Key-note: In other words, nobody attacks the crypto; they focus on attacking the other parts of the system, that are more likely to be vulnerable (for example, social-side of the system).
Note: Despite this, attack do happen, as they are constantly reported in the news. They typically make use of the weak points of the broader system.
Where does the Security come from in relation to crypto-currency?
- From the incentives
- Miners are paid if they construct blocks properly, in a way that is agreed by a majority of their peers.
- From the protocol
- How blocks are added and traversed checks the integrity of the chain - From the hashing
- Constructing a nonce that correctly completes a block
- Changing the chain faster than blocks can be mined and added to it (where changes will be detected)
- Key-Note: Computing the hash is easy: the difficulty is in constructing a nonce that leads to the hashing generating a specific value.
How do you spend money in cryptocurrency?
- Hold (fractions of) coins in a wallet.
- Local or online - Wallet has a keypair
- Identified by the public key (Wallet Address) (which is unique).
- Anonymous to the extent of not being tied to any other identifier: having the keys is proof of identity. - Each transaction is a cryptographically-signed assignment of coins to another wallet
- Private key access is needed to make a transfer
Where does anonymity come from?
- Identity.
- Identity = Public Key: no other binding to an individual. - Authentication.
- Authentication = Private Key: no other identification needed.
Note: This is not a perfect system
- Wallet addresses allow tracking of transactions.
- If the owner of an address is discovered, their actions can then be unwound from the blockchain.
- Moving cryptocurrencies to “real” once often ties the owner to a bank account.

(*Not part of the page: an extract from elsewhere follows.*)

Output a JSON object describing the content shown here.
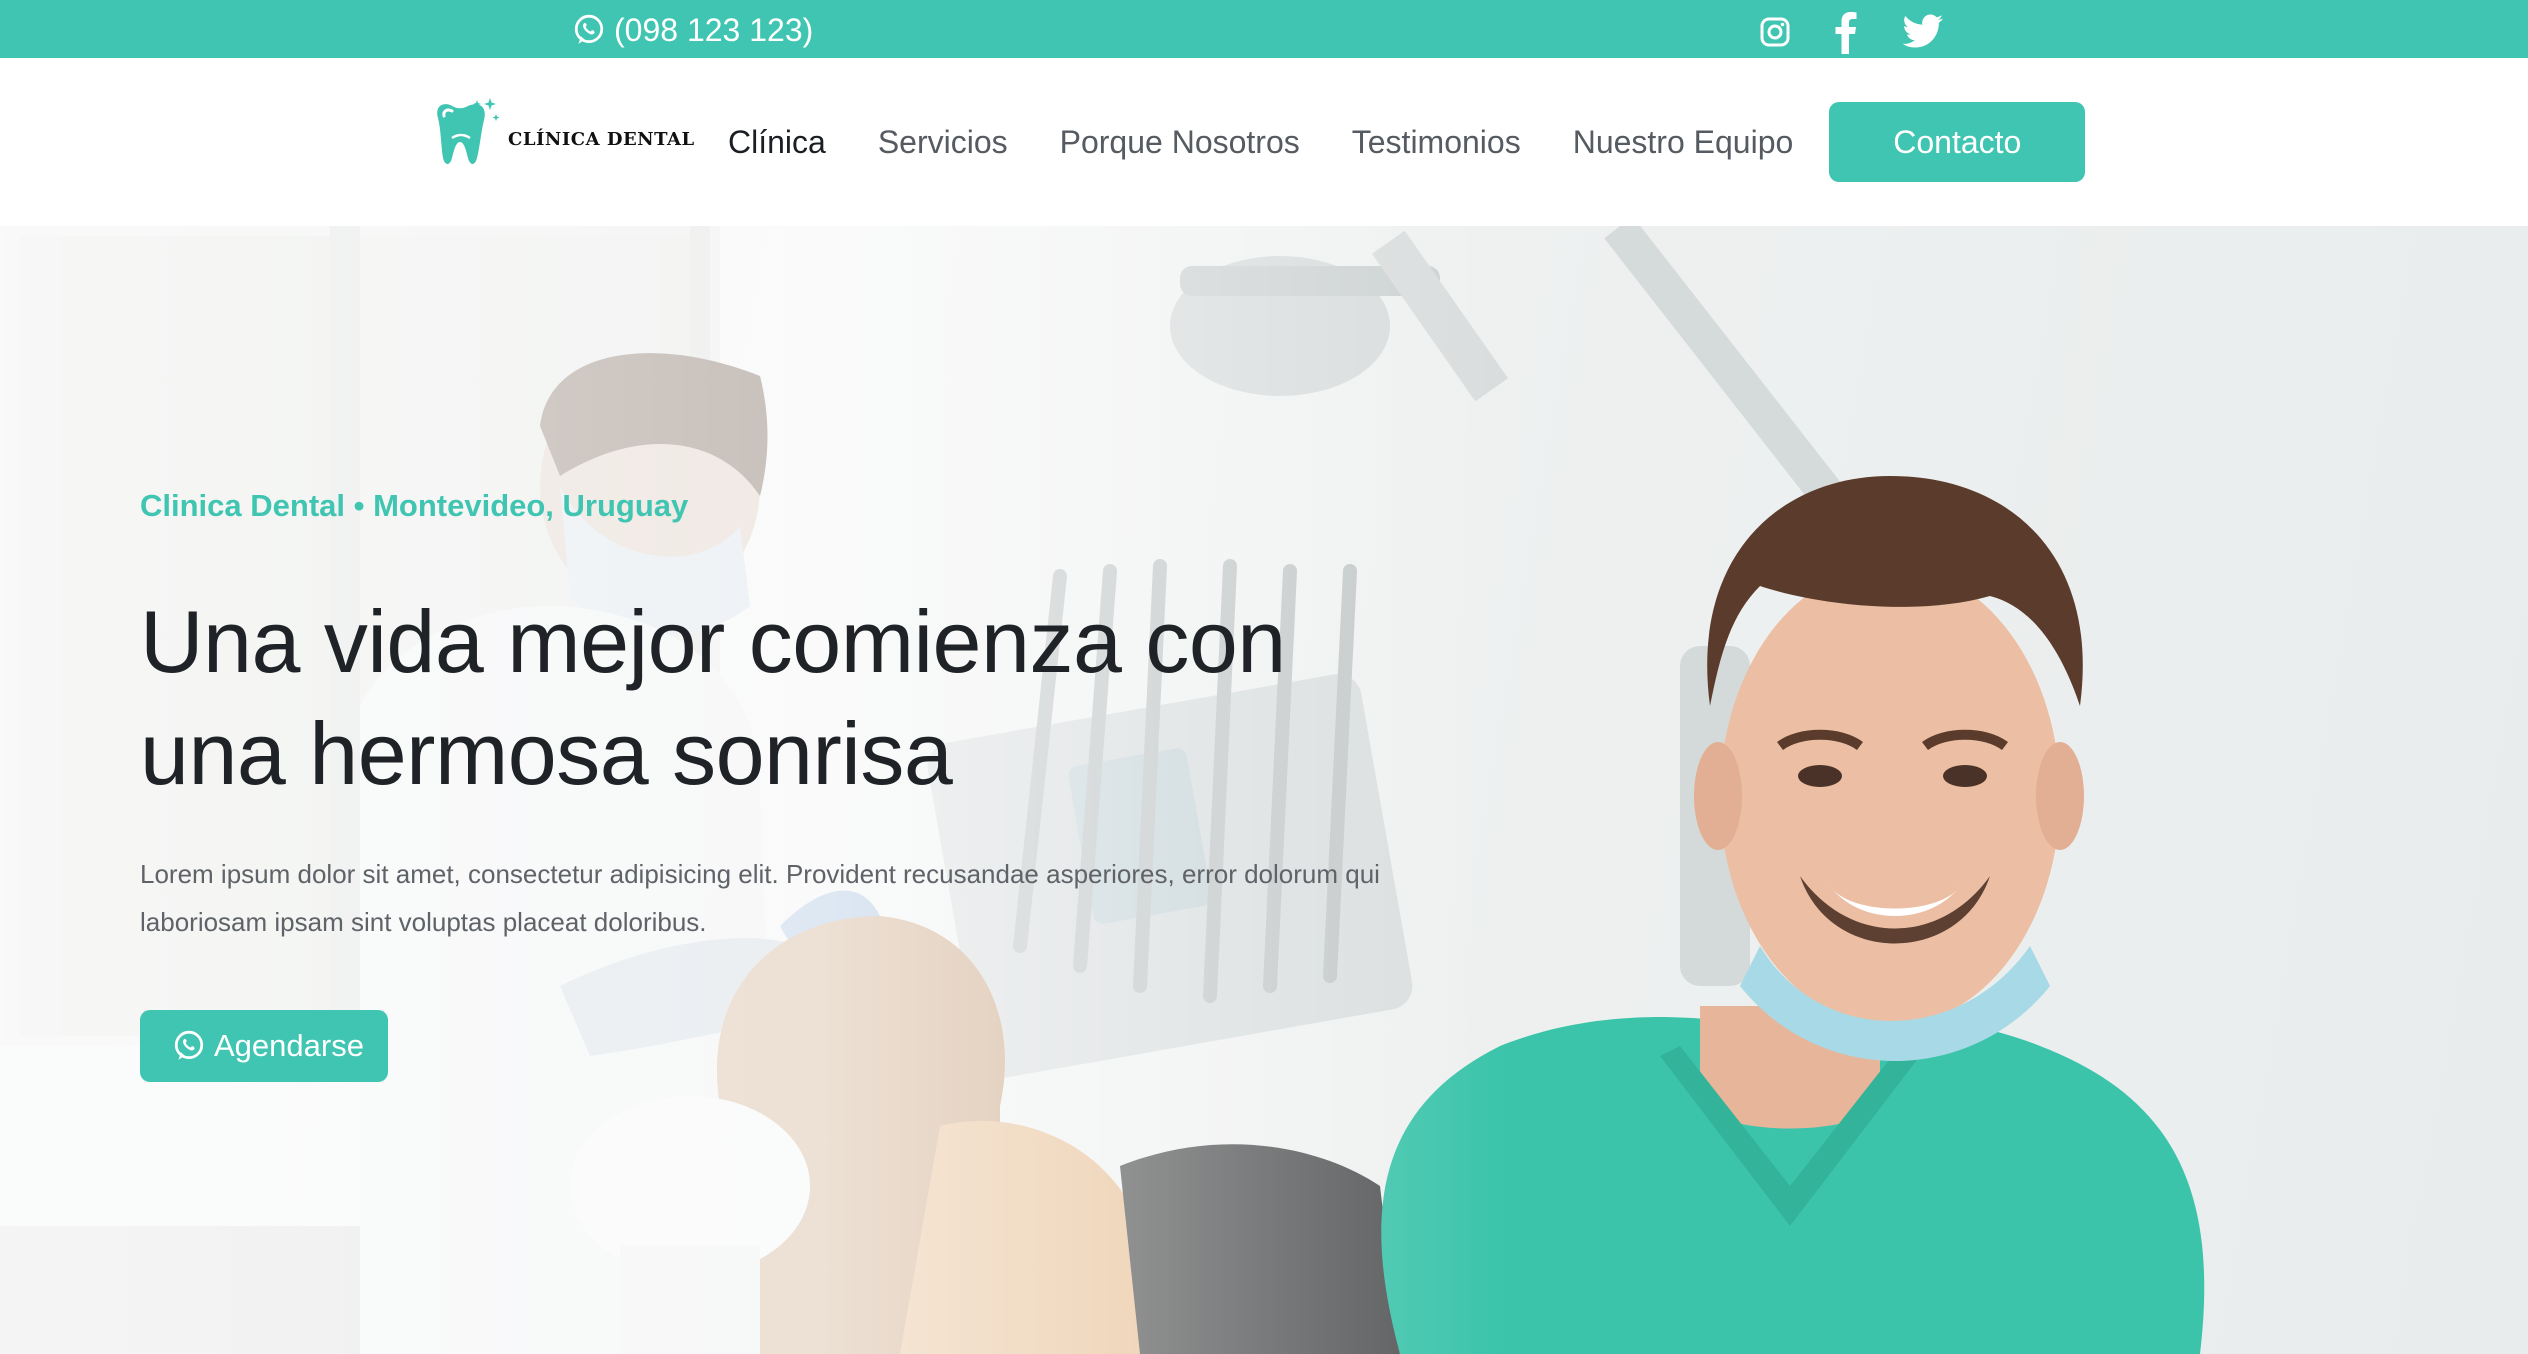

Summary of Cryptography Part 2
A system that seems to rely on cryptography also has lots of other components making it secure.
- A hashing algorithm
- A protocol for adding blocks
- A way of checking the integrity of the blockchain
- A way of confirming the intent to spend
How essential is cryptography?
- A key ingredient to secure individual elements, but only a component of a larger socio-technical system.